In Bullock’s life and art, he sees parallels to writers.
“Flannery O’Connor or Emily Dickenson, they lived sort of isolated lives, but had this intuition about humanity that was just incredible. I see her in that kind of world; one of isolation, but yet still connected, very much observing,” Wilkinson said.
The Frist’s Bullock exhibition is not the artist’s first. She had a one person show at Vandy. One for the Tennessee Crafts Association. Another in Atlanta which was reviewed by “Art in America.” Her career was moving. Then came the stroke. Then the cancer which took her life. Now, Bullock is mostly unknown outside of Nashville.
“I see her work as some of the most significant, prolific paintings of the latter 20th century. The summation of her work, collectively, such a profundity,” Wilkinson said. “What she was addressing back then, and this is the 30th anniversary of her death, is so relevant right now; it’s incredible what we’re witnessing in her work.
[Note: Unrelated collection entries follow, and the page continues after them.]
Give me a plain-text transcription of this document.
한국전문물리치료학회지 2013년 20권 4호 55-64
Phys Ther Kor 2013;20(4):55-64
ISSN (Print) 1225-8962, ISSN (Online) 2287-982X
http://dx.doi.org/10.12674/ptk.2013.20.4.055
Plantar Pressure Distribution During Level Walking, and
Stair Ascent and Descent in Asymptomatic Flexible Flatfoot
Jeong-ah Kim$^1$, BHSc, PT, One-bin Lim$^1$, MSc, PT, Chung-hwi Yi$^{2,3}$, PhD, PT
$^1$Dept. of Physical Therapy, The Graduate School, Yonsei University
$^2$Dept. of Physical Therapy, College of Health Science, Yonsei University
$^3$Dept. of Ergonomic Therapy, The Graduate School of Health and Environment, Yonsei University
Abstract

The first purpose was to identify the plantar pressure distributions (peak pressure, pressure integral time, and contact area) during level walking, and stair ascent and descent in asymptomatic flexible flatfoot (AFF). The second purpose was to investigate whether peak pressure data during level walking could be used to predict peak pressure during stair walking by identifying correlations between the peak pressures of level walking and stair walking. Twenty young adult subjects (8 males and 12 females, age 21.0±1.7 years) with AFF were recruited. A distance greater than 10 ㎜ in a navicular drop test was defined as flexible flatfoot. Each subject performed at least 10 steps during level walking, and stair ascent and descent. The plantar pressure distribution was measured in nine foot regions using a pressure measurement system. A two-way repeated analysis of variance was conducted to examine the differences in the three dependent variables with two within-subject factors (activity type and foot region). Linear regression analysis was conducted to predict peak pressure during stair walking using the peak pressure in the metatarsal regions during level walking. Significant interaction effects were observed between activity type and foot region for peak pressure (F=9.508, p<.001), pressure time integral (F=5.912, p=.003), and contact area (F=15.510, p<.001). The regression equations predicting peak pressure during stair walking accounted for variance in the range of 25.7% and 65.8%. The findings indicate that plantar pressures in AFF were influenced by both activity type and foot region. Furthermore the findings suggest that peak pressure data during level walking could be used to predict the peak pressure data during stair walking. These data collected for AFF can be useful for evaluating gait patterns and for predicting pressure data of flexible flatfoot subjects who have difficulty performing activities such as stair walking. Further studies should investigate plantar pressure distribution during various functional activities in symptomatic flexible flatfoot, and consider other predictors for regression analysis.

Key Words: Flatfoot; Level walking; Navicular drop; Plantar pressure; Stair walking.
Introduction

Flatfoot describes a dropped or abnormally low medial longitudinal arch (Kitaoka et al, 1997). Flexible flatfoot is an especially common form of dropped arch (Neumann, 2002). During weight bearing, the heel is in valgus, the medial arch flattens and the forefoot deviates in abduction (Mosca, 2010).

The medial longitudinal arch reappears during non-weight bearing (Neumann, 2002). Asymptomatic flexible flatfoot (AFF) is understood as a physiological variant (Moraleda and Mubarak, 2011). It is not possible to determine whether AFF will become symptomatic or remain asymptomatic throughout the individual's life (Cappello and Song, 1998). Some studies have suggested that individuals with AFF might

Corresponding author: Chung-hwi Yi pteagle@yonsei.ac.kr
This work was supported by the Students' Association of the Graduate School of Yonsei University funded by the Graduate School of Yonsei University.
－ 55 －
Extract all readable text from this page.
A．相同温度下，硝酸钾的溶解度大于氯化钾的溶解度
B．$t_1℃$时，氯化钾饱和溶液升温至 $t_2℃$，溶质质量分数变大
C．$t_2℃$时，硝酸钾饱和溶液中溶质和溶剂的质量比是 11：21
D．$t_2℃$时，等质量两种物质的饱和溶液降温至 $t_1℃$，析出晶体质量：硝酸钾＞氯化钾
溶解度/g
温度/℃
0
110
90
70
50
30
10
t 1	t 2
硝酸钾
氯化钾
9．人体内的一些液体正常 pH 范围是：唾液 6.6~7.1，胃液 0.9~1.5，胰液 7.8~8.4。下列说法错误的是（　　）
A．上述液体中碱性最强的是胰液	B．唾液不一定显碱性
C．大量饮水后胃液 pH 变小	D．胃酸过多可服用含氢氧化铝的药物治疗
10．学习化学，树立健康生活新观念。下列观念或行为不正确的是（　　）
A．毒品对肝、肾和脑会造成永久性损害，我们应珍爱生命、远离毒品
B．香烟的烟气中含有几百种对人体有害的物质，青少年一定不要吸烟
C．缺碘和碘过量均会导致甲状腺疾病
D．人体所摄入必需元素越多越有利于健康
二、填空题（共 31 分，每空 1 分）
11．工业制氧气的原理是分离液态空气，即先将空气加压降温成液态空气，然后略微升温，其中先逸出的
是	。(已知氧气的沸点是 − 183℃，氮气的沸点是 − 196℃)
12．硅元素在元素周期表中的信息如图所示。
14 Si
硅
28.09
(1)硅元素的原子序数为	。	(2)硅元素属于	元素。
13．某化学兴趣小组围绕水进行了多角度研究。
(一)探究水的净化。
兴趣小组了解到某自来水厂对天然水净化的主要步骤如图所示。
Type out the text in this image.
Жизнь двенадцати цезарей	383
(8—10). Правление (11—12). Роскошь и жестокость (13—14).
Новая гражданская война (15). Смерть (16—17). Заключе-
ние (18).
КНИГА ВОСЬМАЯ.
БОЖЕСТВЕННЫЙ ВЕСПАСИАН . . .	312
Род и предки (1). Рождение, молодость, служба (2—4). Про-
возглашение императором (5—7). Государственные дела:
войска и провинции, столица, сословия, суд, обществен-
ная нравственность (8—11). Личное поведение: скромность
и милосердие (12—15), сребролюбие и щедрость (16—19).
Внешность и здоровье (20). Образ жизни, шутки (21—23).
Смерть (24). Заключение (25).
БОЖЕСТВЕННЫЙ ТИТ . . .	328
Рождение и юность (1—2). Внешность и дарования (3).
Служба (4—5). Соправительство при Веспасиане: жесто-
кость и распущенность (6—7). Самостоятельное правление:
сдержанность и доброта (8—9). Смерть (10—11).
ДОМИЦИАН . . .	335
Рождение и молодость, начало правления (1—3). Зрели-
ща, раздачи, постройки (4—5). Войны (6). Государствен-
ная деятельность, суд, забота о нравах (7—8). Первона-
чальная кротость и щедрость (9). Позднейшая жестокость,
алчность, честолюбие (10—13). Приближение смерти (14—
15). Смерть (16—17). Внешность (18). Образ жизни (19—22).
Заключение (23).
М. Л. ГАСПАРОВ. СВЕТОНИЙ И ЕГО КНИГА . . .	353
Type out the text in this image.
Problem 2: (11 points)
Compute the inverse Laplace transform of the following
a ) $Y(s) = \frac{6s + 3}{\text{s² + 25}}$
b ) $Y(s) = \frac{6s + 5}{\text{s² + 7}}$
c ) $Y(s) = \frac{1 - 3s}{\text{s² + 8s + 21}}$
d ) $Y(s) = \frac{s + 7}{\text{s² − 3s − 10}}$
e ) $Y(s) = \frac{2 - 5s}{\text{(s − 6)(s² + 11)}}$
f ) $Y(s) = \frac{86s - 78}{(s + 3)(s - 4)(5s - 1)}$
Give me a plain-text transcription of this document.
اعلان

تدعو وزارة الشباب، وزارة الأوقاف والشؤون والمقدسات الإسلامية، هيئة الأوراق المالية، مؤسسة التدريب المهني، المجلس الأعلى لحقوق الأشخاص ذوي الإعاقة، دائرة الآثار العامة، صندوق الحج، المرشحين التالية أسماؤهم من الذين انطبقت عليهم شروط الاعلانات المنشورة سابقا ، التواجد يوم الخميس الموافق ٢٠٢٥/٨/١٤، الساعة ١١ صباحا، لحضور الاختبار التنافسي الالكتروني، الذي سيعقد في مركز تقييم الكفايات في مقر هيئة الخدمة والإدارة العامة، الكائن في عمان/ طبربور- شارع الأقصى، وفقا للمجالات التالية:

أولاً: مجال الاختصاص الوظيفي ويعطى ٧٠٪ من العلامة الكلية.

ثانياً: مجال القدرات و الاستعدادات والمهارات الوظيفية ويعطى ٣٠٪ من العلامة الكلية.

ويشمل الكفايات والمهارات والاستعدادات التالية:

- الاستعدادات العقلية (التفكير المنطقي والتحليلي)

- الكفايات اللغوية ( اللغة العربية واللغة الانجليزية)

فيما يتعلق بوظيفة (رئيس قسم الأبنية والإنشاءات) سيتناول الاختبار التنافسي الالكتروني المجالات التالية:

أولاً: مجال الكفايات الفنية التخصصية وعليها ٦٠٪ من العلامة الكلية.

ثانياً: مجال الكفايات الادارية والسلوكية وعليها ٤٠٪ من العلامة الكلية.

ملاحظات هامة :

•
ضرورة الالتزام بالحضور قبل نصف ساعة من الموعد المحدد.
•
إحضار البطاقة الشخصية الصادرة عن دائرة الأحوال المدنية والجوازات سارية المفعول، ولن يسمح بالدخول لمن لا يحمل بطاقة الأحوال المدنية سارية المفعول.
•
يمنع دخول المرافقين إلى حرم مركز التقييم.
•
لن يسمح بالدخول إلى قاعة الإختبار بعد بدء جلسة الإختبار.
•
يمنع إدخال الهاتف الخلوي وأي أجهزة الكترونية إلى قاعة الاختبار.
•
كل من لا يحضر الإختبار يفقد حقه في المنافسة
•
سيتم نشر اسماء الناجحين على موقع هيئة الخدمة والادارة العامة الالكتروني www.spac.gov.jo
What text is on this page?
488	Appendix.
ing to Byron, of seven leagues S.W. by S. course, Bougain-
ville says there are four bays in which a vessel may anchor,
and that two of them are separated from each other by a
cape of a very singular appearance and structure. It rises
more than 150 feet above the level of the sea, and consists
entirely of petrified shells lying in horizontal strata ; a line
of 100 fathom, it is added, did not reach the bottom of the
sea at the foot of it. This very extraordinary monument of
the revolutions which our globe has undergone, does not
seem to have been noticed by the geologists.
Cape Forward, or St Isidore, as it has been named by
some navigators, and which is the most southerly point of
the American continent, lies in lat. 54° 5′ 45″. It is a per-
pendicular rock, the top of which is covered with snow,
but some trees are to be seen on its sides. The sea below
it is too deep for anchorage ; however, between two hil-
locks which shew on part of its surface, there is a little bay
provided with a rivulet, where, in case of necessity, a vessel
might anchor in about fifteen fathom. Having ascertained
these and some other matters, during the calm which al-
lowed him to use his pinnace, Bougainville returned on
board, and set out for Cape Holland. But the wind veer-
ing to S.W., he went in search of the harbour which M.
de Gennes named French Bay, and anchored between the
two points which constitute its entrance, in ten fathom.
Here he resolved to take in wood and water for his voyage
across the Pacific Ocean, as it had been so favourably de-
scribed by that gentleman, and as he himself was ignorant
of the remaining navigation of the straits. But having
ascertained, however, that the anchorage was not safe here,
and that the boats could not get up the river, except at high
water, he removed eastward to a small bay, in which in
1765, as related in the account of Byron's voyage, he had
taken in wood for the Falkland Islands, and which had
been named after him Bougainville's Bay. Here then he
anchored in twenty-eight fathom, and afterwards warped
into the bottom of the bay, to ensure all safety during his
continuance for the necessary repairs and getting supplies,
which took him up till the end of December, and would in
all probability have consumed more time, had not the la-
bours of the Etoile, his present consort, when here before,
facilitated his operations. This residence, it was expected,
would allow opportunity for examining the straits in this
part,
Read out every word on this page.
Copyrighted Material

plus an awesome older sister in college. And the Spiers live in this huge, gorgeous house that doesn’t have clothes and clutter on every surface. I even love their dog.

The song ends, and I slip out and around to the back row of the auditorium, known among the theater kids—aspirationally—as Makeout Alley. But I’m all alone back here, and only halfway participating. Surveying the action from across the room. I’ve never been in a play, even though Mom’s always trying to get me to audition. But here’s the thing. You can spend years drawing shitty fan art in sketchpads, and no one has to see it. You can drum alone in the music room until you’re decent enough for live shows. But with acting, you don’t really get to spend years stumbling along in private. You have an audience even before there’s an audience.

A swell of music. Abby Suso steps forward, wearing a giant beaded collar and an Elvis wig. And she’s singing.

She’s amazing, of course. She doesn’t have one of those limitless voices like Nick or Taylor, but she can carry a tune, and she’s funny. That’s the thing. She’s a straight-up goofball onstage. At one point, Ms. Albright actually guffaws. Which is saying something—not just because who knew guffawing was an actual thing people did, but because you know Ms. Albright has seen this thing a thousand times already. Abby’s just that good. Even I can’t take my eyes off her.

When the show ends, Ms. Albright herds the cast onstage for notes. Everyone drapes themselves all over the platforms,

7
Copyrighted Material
One piece has a white male standing in front of these dolls, all female dolls… it is so reminiscent of Epstein.”
Bullock’s painting after her stoke may have been performed with healing in mind, but her ultimate goal in art was helping to heal the world of social inequalities.
“Sistah Griot: The Iconoclastic Art of Barbara Bullock” features approximately 40 works. Griot is a West African term for an oral historian and storyteller, a role many saw Bullock fulfilling. The pieces on view come from private collectors around the country. Black and white. Laborers and professionals. Wilkinson was amazed by the diversity of Bullock’s collectors when putting the show together.
“You don’t decorate with Barbara’s art, you commit to it,” he said. “That’s been the motivation of all her collectors, that’s the common thread.”